Num país como o nosso, no qual os políticos adoram andar de cócoras, a tendência é para se exaltar a subserviência social e proteger aqueles que têm o dom de estar na vida sem coluna vertebral.
Num país como o nosso, que cultiva o seguidismo material, a tendência dita que se ignore a grandeza de carácter dos homens simples, mas plenos de honradez. Um desses homens era José Luís Gaspar Cohen.
Não fazia parte da minha geração, mas soube incorporar-me na sua geração, e, ao mesmo tempo, integrar-se na minha geração. Nos últimos (quase) quarenta anos, irmanados por uma amizade fecunda, acabamos por fazer parte da mesma geração.
Tudo se desmoronou, porém, na quinta-feira da semana passada, quando, traiçoeiramente, decidiste apunhalar-nos pelas costas, deixando a família desolada e os amigos inconsolavelmente abandonados.

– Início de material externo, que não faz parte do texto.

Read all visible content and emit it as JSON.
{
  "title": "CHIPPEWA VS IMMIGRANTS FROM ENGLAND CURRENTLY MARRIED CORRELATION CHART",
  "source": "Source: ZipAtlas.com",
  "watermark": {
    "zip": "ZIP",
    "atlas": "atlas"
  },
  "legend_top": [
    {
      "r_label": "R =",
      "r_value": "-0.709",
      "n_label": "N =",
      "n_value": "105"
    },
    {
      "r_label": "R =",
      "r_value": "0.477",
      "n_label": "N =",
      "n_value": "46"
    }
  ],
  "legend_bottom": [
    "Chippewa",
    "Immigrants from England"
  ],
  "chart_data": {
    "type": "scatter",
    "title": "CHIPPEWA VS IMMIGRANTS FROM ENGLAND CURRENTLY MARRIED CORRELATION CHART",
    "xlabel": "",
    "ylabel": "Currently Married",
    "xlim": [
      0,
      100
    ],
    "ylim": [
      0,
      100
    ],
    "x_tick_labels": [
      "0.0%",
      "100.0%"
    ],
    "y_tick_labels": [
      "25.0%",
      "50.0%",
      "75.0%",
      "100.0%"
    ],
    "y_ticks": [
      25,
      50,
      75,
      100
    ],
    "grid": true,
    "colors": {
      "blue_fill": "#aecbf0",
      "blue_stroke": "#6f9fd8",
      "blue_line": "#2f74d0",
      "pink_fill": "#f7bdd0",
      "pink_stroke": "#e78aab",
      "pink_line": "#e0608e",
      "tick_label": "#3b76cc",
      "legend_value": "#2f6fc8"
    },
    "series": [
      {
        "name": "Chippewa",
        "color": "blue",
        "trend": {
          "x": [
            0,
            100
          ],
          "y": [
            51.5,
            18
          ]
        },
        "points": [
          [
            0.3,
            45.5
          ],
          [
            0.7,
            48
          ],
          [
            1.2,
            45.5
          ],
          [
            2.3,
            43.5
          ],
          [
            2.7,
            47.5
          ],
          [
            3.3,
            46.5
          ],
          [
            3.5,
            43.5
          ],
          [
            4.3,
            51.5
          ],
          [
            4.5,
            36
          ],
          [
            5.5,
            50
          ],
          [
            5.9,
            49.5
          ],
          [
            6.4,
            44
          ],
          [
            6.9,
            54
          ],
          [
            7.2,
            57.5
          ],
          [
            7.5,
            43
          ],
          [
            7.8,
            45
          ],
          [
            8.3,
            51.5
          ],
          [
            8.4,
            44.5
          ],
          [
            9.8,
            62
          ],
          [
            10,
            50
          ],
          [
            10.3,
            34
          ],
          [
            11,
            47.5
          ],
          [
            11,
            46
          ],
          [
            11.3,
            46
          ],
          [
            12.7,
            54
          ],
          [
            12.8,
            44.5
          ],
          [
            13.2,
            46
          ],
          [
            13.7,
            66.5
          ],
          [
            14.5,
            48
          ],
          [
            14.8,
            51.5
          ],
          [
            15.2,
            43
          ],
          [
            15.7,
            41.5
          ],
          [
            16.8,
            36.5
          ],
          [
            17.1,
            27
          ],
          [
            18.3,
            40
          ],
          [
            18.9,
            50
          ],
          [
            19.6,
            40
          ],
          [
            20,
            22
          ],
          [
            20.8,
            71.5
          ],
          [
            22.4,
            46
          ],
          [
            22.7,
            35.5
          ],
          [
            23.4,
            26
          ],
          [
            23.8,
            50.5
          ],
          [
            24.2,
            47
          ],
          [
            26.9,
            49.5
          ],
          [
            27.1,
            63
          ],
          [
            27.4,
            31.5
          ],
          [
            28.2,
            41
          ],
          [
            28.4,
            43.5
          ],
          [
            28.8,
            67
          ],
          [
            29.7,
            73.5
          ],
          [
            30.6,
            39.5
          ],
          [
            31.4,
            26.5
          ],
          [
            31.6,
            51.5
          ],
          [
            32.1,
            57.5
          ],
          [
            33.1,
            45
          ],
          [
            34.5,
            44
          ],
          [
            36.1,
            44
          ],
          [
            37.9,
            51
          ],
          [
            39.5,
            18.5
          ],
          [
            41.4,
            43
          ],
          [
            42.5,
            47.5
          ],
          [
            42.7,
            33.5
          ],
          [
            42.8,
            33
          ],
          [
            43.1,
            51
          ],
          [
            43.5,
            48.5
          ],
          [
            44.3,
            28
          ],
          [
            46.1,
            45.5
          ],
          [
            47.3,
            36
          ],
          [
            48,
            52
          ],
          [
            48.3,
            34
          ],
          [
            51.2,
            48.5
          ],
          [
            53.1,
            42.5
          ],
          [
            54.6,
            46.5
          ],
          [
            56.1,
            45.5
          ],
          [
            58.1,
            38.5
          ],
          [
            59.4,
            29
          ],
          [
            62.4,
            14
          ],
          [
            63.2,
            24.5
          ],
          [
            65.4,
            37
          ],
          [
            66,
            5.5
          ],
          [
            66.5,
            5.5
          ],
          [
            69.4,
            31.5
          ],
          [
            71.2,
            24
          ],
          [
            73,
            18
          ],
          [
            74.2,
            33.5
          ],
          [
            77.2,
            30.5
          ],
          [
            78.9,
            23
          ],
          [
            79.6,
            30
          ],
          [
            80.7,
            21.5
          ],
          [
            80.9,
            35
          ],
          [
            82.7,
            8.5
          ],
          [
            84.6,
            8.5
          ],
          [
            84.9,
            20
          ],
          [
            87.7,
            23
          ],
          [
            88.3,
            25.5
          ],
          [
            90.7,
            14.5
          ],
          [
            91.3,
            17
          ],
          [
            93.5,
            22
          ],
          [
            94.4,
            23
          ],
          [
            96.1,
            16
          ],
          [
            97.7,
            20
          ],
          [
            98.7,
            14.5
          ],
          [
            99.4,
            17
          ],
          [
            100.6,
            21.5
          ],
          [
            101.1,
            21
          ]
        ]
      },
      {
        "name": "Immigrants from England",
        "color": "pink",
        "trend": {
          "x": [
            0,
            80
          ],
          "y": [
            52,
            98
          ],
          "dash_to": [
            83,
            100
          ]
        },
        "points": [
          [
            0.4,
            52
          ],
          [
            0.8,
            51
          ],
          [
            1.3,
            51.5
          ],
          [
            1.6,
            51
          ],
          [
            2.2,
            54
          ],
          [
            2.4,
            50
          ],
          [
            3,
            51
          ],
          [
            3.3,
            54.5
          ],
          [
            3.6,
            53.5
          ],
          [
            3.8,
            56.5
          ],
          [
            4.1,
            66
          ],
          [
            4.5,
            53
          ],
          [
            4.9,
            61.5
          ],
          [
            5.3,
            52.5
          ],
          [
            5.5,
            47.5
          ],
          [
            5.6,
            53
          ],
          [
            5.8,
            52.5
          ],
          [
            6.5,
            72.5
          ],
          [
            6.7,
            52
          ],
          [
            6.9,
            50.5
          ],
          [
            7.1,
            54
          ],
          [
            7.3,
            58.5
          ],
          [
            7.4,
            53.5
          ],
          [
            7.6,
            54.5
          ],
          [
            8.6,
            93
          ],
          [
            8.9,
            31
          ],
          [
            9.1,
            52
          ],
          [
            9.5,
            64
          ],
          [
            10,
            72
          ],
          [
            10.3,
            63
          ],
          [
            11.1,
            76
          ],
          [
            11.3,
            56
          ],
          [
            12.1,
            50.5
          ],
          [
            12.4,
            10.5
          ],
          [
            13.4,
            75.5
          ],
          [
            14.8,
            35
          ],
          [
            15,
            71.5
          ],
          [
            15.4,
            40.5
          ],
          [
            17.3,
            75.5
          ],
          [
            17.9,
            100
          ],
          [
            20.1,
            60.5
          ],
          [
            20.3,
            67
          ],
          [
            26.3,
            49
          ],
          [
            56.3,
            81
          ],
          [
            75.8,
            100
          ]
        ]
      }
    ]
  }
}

Com a sua partida, o Fernando Pereira, amigo do tempo do dirigismo desportivo, foi ao baú da sua biblioteca e lembrou-se de uma frase de Mário de Carvalho, um dos melhores dos menos conhecidos escritores portugueses.
Lembrou-se o Fernando que Mário de Carvalho, revoltado, disse há tempos isto: "Que raio de brincadeira estúpida arranjaram os do meu tempo, andam todos a morrer".
A tua morte Zeca Cohen, é mais um vazio que fica na vida de tanta gente que conhecemos, e de uns poucos de quem gostamos, o que não é exatamente o mesmo.
Tu não eras um dos muitos que conhecemos, mas eras um dos poucos de quem gostávamos. Gostávamos de ti porque soubeste amar a vida.
E como bem disseram as tuas queridas filhas - Bibila e Claúdia - na hora da partida, "quando se ama a vida, vive-se com alegria e com amor. Neste sentido existe um início, um meio e um fim".
Partiste, mas sobre a tua querida esposa, a Néne, os teus filhos e netos continuas a lançar o teu olhar sorridente, o teu bom humor e a tua boa gargalhada.
É difícil de aceitar, mas a grandeza do teu percurso como homem de bom carácter, chefe de família irrepreensível e amigo ímpar dos seus amigos, chegou ao fim.
Destroçados, os teus amigos sentem-se reduzidos a uma espécie de farrapo humano e ainda não acreditam no teu desaparecimento.
Sim, Zeca, é difícil acreditar que já não temos à nossa volta o homem bom que sempre foste e soube cultivar as melhores amizades do mundo.
O homem bom que, estimado por todos, onde havia nuvens negras a salpicar a desarmonia, surgia na linha da frente para fazer pontes, desembaciar o caminho e restabelecer relações afectivas entre os amigos.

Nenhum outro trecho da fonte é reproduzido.